On the opposite sofa perched a trio of blasé British club kids, students probably, two boys and a girl. I stared at them, and they looked back at me absentmindedly. We might have been watching one another on TV.
They looked at Max, and one of the boys said to the girl, “Actually I quite like babies.”
“Do you want kids then?” She picked with exquisite fingers at her lower lip.
“Yeah?”
I sat regarding them as they muttered and moved. Beautiful twining creatures who spoke softly and smelled of tobacco and skin creams, they were emissaries from a world devoid of everything the baby and I had just undergone. People, real people, to whom babies were nothing but a passing whim. For a minute they distracted me from the terror that I would drop the baby, he would stop breathing, the rain would never cease, it would carry his father away.
Tom was back, flustered and sweating. “Let’s go.”
The baby was light and disorganized as chicken bones in my hands.

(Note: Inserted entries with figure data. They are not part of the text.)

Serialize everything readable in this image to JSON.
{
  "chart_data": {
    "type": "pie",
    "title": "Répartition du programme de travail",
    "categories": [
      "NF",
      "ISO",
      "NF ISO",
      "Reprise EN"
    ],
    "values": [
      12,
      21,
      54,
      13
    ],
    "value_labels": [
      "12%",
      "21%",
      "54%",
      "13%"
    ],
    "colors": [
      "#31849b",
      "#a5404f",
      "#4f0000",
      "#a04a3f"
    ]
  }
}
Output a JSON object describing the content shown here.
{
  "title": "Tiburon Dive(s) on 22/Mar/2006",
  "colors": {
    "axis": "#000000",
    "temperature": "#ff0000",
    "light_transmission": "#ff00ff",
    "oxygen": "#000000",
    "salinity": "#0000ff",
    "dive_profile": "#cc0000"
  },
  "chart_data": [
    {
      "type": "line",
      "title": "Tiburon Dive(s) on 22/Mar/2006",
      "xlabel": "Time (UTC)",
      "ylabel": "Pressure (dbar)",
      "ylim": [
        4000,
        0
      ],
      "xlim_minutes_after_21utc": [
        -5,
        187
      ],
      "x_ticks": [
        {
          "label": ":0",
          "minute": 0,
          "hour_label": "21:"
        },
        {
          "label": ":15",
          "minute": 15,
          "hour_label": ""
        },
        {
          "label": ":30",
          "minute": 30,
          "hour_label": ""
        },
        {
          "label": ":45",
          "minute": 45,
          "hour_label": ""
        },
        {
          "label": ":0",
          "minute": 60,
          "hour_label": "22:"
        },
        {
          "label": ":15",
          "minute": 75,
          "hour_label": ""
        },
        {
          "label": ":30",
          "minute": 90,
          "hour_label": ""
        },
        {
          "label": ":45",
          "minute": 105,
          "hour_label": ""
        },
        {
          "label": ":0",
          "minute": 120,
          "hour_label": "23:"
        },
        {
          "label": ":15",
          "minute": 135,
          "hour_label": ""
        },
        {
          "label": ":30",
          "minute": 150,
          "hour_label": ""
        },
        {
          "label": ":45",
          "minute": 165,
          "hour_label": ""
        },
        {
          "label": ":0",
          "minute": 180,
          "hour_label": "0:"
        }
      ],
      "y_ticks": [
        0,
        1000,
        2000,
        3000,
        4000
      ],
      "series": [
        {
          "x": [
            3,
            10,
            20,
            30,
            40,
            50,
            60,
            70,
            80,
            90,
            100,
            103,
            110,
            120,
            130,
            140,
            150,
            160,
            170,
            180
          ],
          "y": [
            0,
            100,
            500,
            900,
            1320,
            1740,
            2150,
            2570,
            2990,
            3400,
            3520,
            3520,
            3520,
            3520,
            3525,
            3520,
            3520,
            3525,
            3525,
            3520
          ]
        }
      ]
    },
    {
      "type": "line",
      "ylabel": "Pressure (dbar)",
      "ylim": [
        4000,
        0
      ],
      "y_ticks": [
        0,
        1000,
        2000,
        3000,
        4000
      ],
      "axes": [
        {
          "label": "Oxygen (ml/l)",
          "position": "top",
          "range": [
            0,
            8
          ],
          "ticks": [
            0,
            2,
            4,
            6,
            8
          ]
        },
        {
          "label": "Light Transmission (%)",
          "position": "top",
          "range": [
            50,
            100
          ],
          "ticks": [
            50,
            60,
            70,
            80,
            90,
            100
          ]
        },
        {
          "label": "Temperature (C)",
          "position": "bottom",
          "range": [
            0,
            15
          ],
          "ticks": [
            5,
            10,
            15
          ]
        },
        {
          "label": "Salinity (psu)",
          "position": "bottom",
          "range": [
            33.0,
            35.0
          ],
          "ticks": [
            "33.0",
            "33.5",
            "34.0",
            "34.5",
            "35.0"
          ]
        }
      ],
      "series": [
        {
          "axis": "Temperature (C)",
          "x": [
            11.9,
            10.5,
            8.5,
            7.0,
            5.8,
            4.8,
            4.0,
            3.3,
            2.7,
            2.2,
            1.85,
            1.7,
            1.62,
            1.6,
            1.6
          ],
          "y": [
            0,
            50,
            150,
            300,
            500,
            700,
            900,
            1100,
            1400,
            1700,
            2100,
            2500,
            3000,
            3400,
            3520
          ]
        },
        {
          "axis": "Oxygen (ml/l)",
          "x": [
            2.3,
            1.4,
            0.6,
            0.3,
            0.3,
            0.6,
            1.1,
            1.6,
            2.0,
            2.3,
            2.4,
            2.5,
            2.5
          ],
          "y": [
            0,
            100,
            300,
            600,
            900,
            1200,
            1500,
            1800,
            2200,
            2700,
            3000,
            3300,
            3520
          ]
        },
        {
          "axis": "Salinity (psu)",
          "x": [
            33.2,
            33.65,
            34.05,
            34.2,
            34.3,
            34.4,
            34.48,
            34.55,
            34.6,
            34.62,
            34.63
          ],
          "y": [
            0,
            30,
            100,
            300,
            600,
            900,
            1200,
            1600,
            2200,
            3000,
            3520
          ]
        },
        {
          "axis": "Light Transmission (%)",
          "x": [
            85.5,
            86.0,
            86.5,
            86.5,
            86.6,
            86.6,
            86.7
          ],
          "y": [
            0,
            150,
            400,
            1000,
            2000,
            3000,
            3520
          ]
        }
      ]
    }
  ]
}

He thrashed in his car seat and howled with fresh indignation when the wet air touched his face. Tires shushed and neon gleamed through the storm’s unnatural dark in the month of light. The smell of rain seeped in through the cracks of the taxi; cold air huffed from vents. The baby was hysterical, and I had my face in his, whispering nonsense. This is rain, this is weather, this is China, this is the world. It was the first of countless times I would speak to my children and feel Tom listening, trying not to wonder, not to care, how I sounded to this man I had married. We are all together in the world, and this is how it will be, and have you ever seen anything so good as rain? It goes on the fields and makes food grow.